Despite the misgivings of the egg-and-bacon crew that T20 is some sort of apocalypse, it's undeniable that the format hothouses creativity. Thus the jaded seen-it-all-before merchants of the MCC get a rude shock as new technical innovations appear in IPL24 (their coaching manual still not yet updated to include the googly).
First, those amateur beach ballistics experts of Sri Lanka develop an upswinger. While cries of "Cheat!" emanate from the drinking clubs of West London, savvy administrators (from those same clubs) hotfoot it to the Commonwealth Office to expedite these wizards' UK citizenship applications.
Then comes the first new distinct batting shot since the Dilscoop and the switch hit appeared in the late noughties: a stroke developed by Eaioaioeun Morgan, cousin of Eoin, called "the Hurl". The batsman gets off side of the ball, as though to play the ramp shot, only he then somehow manages to keep the ball on the surface of the bat as both he and it pirouette through 180 degrees, finally hooking the ball over backward point's head, à la pelota, at speeds of around 180mph. Spectators in the point areas are advised to keep their eyes on the ball and to buy life insurance.
While the rest of the world kowtows to the BCCICC and generally feasts on T20 riches, the pauperisation of county cricket continues apace.
The drive to raise urgently needed funds leads to the redevelopment of county grounds in creative ways (following the lead of Canterbury, where they knock down their indoor school to build a supermarket, and in which they occasionally practise in the aisles, though not the fruit or dairy).
Surrey, Warwickshire and Lancashire rent their outfields out as helipads, interrupting play on several occasions per day and causing an 89% rise in the amount of lost headgear, mainly wigs and some charity-shop baseball caps.
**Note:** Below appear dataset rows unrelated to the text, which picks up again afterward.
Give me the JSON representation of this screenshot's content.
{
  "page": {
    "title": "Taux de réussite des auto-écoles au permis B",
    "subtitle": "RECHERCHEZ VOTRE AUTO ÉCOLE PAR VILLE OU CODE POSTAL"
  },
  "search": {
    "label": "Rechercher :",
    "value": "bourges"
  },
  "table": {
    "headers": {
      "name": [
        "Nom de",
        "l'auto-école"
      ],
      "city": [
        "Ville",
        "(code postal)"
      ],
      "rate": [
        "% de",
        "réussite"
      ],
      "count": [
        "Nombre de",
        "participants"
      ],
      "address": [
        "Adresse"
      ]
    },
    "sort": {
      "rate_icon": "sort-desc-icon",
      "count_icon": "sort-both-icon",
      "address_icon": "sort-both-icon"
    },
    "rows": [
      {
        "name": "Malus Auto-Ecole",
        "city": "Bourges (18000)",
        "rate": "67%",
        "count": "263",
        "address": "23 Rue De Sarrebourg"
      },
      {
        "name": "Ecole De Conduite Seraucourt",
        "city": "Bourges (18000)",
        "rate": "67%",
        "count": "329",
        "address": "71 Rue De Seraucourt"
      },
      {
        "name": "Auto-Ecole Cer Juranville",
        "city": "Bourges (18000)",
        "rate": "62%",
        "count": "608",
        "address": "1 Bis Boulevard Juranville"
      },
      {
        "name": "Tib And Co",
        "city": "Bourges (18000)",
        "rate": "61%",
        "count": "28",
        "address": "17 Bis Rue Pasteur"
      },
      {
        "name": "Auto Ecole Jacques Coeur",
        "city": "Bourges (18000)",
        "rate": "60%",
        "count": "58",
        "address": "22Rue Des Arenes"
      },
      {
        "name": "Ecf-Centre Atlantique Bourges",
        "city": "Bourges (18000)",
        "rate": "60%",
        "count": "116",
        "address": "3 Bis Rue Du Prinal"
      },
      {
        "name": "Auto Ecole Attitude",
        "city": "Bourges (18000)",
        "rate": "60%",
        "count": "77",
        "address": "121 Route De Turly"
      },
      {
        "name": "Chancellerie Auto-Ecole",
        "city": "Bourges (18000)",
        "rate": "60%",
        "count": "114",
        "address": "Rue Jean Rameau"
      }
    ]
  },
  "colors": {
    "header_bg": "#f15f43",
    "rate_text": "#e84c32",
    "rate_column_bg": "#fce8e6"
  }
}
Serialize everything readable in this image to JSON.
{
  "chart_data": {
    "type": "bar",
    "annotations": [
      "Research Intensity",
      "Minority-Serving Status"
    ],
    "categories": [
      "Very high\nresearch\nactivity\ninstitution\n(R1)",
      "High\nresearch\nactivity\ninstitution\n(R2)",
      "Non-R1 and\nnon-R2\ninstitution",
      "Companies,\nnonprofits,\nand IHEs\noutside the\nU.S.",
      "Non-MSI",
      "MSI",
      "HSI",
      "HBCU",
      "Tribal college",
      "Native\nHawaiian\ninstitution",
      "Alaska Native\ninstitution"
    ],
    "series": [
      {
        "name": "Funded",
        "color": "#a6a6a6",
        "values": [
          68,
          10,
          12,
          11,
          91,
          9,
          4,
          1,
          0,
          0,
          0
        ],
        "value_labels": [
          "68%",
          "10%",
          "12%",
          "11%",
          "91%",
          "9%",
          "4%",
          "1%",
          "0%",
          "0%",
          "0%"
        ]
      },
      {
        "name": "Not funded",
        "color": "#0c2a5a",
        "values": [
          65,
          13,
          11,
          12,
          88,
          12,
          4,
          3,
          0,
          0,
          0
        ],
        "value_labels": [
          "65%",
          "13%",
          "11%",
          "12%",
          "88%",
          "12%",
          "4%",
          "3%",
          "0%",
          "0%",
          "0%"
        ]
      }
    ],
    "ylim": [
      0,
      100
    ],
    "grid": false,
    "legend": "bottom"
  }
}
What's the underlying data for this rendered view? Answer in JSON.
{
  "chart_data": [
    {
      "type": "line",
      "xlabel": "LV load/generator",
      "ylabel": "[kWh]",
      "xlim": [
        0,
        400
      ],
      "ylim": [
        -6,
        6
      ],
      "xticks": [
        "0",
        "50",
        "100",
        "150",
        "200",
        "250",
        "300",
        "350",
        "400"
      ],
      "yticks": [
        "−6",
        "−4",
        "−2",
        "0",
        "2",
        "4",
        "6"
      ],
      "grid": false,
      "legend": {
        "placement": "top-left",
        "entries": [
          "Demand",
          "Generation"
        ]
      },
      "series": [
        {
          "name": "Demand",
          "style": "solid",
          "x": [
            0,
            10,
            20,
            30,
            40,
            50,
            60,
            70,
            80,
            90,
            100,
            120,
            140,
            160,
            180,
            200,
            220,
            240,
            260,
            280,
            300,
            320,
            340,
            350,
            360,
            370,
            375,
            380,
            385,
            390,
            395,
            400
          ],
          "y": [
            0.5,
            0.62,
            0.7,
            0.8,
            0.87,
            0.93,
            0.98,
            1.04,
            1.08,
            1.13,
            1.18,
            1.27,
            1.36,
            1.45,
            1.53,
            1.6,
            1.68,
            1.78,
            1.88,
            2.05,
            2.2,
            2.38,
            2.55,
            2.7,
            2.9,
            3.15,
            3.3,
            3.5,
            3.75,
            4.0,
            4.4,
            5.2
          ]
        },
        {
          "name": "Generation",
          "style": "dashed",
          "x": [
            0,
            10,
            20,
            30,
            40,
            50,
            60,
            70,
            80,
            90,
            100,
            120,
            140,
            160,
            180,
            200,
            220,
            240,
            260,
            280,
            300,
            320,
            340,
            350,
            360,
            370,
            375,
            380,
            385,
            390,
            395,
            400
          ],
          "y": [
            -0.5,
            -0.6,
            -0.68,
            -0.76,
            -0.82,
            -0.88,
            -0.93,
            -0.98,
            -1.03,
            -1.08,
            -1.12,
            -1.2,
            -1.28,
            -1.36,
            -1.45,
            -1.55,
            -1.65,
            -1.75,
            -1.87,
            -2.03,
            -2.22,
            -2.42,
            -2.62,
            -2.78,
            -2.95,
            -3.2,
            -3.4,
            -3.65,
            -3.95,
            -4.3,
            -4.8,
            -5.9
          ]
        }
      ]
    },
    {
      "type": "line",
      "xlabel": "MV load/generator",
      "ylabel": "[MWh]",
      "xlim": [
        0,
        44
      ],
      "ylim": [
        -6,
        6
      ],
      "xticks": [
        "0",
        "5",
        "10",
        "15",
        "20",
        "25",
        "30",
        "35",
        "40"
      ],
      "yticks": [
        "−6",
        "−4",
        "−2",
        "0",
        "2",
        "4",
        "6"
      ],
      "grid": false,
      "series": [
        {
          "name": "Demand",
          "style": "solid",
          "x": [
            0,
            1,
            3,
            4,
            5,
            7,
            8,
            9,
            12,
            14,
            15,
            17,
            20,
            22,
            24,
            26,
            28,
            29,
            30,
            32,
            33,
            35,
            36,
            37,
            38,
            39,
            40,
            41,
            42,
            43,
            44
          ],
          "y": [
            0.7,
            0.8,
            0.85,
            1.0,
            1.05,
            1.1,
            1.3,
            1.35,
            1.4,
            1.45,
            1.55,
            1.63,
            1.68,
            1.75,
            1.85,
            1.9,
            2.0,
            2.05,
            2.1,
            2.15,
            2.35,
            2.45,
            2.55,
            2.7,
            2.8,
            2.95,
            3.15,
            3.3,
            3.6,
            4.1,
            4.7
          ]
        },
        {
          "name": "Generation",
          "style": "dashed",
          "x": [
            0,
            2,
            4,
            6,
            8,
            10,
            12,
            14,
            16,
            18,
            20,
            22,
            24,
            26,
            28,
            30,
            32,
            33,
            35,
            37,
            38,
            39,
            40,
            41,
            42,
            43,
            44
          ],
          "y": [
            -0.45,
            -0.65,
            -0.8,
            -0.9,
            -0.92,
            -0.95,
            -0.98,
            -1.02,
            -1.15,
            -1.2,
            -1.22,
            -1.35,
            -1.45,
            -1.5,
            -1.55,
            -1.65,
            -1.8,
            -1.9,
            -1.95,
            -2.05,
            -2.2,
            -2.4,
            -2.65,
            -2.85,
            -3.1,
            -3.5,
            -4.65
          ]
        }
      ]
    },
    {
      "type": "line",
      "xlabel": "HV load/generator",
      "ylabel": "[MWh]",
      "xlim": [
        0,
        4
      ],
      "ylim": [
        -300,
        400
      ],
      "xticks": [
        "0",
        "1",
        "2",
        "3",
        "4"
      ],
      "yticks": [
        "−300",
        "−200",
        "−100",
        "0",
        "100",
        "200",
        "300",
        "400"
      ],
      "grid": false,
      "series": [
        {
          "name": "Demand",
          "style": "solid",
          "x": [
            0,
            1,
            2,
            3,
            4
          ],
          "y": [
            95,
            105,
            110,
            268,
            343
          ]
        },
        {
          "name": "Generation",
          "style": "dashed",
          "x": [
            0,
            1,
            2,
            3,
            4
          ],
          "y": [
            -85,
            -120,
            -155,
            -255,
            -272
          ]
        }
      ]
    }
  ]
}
Somerset cut a gigantic chalk Facebook "like" symbol into the Quantocks in the hope of attracting druids. Hove doubles as a camp site throughout the season. Chester-le-Street installs wind turbines.
Draconian new stop-and-search measures at county grounds lead to the confiscation of packed lunches, with offenders immediately frog-marched to the spangly new Panini Palace under the grandstand for some pastrami-rocket-and-caramelised-onion-chutney creation that elicits only an affrighted stare.
By 2035, the counties' parochial intransigence has reached absurd levels in 19 of 21 cases (Staffordshire, Devon and Norfolk having been given first-class status). Squads are larger than their memberships, cricket's popularity having been eclipsed by parkour and base jumping, yet still the chairmen refuse to abandon the Sacred Format. The schedule in which T20 games are shoehorned between the morning and evening sessions of Championship matches, causing chaos at the ticket booths doesn't really help.
Eventually, in 2040, with bankruptcy looming, a regional format is adopted. Lancashire and Yorkshire resist and secede, first from the Panini Palace Regional Championships then from the United Kingdom itself. Suddenly, England has as much trouble producing pace bowlers as India, who duly return to the Test fold.